Logically, the capture of a large number of live Israeli prisoners by the resistance will undoubtedly be used to secure the release of Palestinian prisoners in potential deals that are completely different from previous ones. This explains the resistance's keenness to continuously publish photos of the prisoners alive at this stage, to prevent Israel from ignoring them as it has done with prisoners held by the resistance for years. Additionally, this operation is considered a golden opportunity to force Israel to lift the siege on Gaza, for fear of Israel being compelled to enter an open war it cannot bear.
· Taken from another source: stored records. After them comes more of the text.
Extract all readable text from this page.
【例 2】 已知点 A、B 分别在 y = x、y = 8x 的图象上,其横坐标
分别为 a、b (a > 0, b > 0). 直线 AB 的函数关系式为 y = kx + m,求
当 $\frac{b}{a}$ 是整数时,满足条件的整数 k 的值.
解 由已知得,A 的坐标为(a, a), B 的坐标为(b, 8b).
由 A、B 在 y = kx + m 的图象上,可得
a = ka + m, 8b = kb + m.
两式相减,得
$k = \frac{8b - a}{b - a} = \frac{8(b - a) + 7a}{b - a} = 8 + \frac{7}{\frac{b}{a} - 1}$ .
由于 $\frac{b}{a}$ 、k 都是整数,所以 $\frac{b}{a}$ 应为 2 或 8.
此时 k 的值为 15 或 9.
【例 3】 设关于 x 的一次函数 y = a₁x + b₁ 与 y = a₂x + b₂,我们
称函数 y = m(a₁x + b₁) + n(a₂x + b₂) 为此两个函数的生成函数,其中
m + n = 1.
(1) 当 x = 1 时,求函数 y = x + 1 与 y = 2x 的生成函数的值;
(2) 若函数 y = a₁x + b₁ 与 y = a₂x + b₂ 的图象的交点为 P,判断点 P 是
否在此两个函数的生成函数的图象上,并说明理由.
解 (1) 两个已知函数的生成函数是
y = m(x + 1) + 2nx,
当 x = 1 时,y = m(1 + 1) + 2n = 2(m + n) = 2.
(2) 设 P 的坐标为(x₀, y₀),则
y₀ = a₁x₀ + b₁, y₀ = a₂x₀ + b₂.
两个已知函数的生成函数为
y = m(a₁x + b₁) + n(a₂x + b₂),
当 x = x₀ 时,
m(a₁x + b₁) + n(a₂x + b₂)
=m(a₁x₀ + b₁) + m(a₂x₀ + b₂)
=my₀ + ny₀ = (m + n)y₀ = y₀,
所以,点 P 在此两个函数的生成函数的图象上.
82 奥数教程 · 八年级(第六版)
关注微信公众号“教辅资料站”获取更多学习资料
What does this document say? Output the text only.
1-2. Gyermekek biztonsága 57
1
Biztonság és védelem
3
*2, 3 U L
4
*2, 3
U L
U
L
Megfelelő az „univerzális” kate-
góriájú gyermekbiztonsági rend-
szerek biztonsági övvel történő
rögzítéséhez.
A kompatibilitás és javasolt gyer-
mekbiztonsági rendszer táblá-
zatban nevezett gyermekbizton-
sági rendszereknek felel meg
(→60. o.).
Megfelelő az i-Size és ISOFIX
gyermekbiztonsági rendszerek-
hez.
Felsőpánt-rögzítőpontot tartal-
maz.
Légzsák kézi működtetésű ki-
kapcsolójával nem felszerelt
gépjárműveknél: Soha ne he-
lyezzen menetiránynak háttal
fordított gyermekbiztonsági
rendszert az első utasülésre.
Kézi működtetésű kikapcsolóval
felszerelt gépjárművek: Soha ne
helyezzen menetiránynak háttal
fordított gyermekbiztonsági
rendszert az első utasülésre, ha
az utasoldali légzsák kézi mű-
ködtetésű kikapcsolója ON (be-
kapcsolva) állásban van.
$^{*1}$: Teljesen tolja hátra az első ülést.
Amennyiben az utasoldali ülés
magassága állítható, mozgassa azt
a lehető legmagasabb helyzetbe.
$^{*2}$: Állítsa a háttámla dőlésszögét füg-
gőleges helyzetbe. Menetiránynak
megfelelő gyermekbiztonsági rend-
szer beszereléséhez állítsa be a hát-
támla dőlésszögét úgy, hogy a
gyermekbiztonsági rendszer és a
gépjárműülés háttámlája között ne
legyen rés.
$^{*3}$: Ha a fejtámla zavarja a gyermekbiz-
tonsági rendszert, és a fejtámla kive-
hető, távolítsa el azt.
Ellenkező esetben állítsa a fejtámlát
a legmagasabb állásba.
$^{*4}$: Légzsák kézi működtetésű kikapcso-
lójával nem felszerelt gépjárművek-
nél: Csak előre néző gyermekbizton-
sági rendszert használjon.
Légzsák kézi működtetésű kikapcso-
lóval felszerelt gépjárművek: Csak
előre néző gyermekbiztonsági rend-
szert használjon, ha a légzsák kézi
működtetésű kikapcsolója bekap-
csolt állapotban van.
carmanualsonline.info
Israel does not have many options in facing this operation. The opportunities for it to deal with the results of this surprise diminish with the passage of more time. The consensus is that the idea of Israeli deterrence, which shattered on Saturday morning, cannot be fully restored after this humiliating defeat. Israel has never before dealt with this level of danger, which it cannot label as external because it is in the heart of the '48 territories, not outside the borders. Moreover, the possibility of the confrontation expanding to encompass the Palestinian territories and perhaps some border fronts remains likely, as psychological pressure in Jerusalem—Israel's weakest point—and the West Bank reaches its peak, in addition to the harbingers of military clashes with the occupation in the West Bank. This could lead to open street warfare in West Bank areas. If this happens and expands, it will paralyze Israel's ability to deal with the event due to the widening scope of the confrontation.

The conclusion we reach under these circumstances is that the entire Israeli project is now at stake. I do not think Israel can easily find a way out. Regardless of the final outcome of this operation, the first victims will undoubtedly be three names: Netanyahu, Ben-Gvir, and Smotrich.